Originally Posted by skeske1234
If a = 3x+2y and b=5x-4y, find x and y in terms of a and b.

Note: bolded=vectors (arrows on top)

So this is my attempt, but leads me to no enlightenment.. Please demonstrate to me the method to proceed to the correct answer.

x = (a/3) - (2y/3)
y = (-b/4) +(5x/4)

$2\vec{a} = 6\vec{x} + 4\vec{y}$

$\vec{b} = 5\vec{x} - 4\vec{y}$

$2\vec{a} + \vec{b} = 11\vec{x}$

solve for vector x ...

$\vec{x} = \frac{2}{11} \vec{a} + \frac{1}{11} \vec{b}$
• Aug 23rd 2009, 01:41 PM
Mauritzvdworm
equation 1: $\overline{a}=3\overline{x}+2\overline{y}$
equation 2: $\overline{b}=5\overline{x}-4\overline{y}$

multiply equation 1 by 2 and add the result to the second equation

$2\overline{a}+\overline{b}=11\overline{x}$
hence, solving for x we obtain
$\overline{x}=\frac{1}{11}(2\overline{a}+\overline{ b})$

to solve for $\overline{y}$ we need to multiply the first equation by 5 and the second by 3 then subtract the second from the first, we obtain

$5\overline{a}-3\overline{b}=22\overline{y}$
solving for y we find
$\overline{y}=\frac{1}{22}(5\overline{a}-3\overline{b})$
• Aug 23rd 2009, 01:44 PM
Plato
Quote:

Originally Posted by skeske1234
If a = 3x+2y and b=5x-4y, find x and y in terms of a and b.

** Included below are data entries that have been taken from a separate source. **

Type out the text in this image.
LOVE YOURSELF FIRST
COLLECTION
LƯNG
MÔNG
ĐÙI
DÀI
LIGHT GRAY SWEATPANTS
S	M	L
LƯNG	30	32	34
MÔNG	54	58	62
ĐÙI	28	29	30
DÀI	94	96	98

We can write this in matrix form: $\left[ \begin{gathered}
a \hfill \\
b \hfill \\
\end{gathered} \right] = \left[ {\begin{array}{rr}
3 & 2 \\
5 & { - 4} \\
\end{array} } \right]\left[ \begin{gathered}
x \hfill \\
y \hfill \\
\end{gathered} \right]$

So $\left[ \begin{gathered}
x \hfill \\
y \hfill \\
\end{gathered} \right] = \left[ {\begin{array}{rr}
{\frac{2}
{{11}}} & {\frac{1}
{{11}}} \\
{\frac{5}
{{22}}} & {\frac{{ - 3}}
{{22}}} \\
\end{array} } \right]\left[ \begin{gathered}
a \hfill \\
b \hfill \\
\end{gathered} \right]$